Let's start with what it is.
Knowledge mobilization (KM) is a way of translating academic research into information and knowledge that the greater society can benefit from.
KM activates knowledge transfer and has value for the internally (professional and organizational development) and externally (profile, collective impact).
The goal of a knowledge mobilization (KM) approach is not merely to create research repositories or summarize project work. KM aims to extract practical learning from
existing resources (such as reports, interviews, community events) and create impact. It is an opportunity to share learning about innovation, research, or events.
KM’s goal is also to enhance two-way connections between researchers/innovators and community stakeholders and highlight relevant and useful research and evidence. KM might help to remove barriers to implementation and improve services. For example, continuing to extract and deepen key messages, lessons, and practical recommendations from a report, event, or meeting might target different audiences and offer them information that can help them to implement or take action.

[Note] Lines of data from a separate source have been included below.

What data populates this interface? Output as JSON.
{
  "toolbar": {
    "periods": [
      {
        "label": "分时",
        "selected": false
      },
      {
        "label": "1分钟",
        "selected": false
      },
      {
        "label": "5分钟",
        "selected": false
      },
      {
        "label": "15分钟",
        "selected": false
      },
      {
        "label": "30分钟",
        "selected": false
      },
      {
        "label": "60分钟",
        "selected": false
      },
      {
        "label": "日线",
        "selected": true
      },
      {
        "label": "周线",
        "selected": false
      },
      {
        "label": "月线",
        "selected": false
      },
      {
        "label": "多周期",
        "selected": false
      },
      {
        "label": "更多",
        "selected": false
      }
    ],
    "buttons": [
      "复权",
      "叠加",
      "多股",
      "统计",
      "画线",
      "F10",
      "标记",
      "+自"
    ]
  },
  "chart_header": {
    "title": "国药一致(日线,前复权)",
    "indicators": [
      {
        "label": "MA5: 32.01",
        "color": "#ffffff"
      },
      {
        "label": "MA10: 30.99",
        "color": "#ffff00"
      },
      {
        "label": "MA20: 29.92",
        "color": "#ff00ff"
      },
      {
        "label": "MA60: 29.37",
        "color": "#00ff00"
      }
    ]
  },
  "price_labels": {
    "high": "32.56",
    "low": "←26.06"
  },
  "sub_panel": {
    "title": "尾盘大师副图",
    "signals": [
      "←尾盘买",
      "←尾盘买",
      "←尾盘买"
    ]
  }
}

According to Peter Levesque, President & Director, The Institute for Knowledge Mobilization, Knowledge mobilization is an umbrella term. It includes a whole range of activities:
It's not just the exchange itself but also the creation of the infrastructure. The development, the facilitation, the maintenance of venues and conditions for dialogue and debate and exchange.
Central to all of these activities in perspective is the concept of making knowledge ready for service or action, to create value for individuals and societies. That's the basis of what knowledge mobilization is.
I'm definitely not the expert in KM. I'm learning every day and, hopefully, I'm a useful practitioner. You should check out York U's Innovation York unit for some great resources and backgrounders on KM.
Peter Levesque explains:
In British Columbia, PhD student Erin Goheen Glanville is running a project called Worn Words: Digital Storytelling as a Method for Critical Dialogue on Refugees in Canada. As she says: "Despite the recent swell of concern for Syrian refugees, public opinion about Canada’s responsibility to refugees continues to be haunted by misinformation and polarity. In community education contexts, I have found that workshop participants have only a vague understanding of the legal and cultural concepts that undergird their deeply held opinions about refugees. We all have an opinion on ‘refugees’ at the ‘border’ seeking ‘asylum’ and in need of ‘welcome,’ but our definitions are not clear.".
She is creating an online collection of multimedia educational materials to re-narrate key tropes from debates about refugee policy such as ‘welcome’ and ‘border.’ By using digital storytelling as an approach, she seeks to "mobilize critical refugee knowledge for diverse educational contexts."